The KU researcher knows well the suffering experienced by cancer patients. It's a motivating factor in making development of better cancer therapies the focus of her career.
"My grandfather died of leukemia when I was in junior high and he was very sick the last year of his life," Ciaccio said. "I think a lot of it was the treatment that was making him sick. And when he passed, he had been though so much pain and had lost so much weight that he didn't even look like himself anymore. So that started me thinking a long time ago that we have to be able to do better than this."

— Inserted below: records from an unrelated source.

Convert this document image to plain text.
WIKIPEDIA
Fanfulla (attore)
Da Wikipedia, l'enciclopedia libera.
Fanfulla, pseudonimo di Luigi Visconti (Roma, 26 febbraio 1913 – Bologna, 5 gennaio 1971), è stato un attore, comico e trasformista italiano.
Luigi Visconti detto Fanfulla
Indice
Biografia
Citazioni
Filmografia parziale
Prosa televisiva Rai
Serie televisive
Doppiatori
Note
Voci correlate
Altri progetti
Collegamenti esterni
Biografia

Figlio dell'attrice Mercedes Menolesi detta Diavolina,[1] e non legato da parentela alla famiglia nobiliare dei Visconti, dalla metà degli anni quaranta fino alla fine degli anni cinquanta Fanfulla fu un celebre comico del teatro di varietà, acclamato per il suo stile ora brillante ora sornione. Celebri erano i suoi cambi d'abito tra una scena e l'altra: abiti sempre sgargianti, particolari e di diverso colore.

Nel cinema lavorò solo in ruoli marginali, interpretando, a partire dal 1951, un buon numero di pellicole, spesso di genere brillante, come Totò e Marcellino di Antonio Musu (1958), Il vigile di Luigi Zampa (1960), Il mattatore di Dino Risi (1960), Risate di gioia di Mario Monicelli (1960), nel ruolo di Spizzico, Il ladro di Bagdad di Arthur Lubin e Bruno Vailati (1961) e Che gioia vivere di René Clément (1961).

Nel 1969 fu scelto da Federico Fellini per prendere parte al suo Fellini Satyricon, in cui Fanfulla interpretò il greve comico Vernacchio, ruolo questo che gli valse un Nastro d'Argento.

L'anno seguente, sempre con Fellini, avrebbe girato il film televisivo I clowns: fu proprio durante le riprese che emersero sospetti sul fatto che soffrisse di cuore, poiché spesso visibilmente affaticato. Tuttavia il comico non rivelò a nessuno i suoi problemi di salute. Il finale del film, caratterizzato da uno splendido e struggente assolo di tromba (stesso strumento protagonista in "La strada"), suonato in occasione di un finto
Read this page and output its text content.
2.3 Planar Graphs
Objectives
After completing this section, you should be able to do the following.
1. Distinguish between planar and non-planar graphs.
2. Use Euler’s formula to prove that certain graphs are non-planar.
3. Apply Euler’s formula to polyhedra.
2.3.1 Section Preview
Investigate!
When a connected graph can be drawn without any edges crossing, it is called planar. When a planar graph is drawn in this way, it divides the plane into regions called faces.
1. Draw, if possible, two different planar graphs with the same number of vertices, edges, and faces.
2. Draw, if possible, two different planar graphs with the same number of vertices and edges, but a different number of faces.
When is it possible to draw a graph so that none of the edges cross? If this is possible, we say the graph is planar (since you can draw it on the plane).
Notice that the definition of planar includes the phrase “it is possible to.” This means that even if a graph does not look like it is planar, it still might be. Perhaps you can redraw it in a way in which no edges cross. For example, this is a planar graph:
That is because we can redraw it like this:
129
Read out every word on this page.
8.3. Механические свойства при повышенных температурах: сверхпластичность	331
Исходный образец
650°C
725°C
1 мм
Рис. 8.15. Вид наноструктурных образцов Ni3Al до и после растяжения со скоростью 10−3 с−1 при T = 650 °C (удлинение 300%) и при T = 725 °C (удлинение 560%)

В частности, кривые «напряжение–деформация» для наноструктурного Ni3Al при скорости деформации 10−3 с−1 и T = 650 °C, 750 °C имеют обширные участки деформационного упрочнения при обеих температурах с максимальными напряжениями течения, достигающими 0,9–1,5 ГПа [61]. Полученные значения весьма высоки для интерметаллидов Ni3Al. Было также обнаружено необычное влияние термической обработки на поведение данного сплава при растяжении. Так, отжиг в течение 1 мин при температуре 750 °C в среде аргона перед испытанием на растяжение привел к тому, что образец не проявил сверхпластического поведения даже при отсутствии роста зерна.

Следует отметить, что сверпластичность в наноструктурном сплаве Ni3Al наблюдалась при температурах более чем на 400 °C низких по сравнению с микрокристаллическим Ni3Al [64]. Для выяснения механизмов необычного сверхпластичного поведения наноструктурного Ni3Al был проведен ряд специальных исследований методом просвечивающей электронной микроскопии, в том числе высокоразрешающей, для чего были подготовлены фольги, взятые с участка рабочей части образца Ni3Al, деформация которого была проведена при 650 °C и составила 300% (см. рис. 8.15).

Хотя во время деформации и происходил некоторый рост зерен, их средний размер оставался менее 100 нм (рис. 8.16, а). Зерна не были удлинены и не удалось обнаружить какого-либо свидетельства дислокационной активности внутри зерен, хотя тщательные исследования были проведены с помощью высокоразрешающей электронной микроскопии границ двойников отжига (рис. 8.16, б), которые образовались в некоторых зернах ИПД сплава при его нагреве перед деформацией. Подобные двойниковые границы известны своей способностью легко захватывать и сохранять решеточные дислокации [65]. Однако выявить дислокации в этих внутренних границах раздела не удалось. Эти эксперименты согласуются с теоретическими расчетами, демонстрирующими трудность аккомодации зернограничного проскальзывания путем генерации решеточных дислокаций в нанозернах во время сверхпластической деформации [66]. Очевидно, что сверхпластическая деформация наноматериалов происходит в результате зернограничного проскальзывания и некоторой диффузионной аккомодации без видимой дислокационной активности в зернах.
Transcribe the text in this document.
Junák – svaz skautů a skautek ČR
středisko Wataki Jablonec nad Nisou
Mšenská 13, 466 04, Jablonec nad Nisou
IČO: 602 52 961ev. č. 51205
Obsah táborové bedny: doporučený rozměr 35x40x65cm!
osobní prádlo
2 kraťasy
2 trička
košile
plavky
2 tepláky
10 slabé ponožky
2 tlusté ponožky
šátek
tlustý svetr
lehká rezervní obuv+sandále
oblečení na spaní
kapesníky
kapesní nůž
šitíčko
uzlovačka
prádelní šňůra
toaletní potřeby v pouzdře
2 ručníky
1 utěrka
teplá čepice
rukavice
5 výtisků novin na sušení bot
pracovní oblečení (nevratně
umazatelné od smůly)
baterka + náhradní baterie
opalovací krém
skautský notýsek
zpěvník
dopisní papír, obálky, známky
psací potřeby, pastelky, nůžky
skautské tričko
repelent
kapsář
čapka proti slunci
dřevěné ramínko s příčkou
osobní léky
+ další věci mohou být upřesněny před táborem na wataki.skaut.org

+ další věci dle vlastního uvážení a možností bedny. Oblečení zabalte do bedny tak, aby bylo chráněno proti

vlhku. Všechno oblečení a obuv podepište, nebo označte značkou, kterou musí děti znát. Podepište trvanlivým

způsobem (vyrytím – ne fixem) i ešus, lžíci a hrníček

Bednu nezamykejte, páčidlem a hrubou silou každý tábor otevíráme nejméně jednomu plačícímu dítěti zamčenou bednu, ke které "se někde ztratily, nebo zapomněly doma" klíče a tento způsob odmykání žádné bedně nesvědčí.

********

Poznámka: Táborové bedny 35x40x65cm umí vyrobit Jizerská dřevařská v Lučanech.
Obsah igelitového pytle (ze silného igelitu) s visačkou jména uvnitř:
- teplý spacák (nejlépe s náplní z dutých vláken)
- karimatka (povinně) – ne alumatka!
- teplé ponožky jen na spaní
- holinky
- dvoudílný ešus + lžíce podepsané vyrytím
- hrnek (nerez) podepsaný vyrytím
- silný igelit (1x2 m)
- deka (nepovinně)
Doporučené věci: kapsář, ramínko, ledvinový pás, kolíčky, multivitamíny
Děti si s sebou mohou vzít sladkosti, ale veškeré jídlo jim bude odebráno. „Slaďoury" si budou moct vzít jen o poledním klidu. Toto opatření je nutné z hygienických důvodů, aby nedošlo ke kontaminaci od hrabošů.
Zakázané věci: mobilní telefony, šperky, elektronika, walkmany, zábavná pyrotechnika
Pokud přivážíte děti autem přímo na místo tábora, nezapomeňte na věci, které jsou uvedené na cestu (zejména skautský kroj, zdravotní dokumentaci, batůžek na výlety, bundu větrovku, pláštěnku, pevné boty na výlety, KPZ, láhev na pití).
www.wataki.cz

Already, Ciaccio's work with ATF5 is being funded and recognized for its significance. She received a prestigious Self Graduate Fellowship during her first year at KU.
"That's a unique program in that it's training graduate students to be leaders — to effectively communicate and write and network and work on a team," Ciaccio said. "All of the training that you need to be an effective leader you can get through the Self Graduate Program. I don't know of any other universities that have that for graduate students. Most of their training is usually scientific training, but people tend to neglect the skills that you need to succeed in the real world in terms of communication and learning to be a leader."
Most recently, Ciaccio presented her work to Kansas lawmakers at the Graduate Student Research Summit in Topeka, after placing highly in the recent Graduate Research Competition held at KU.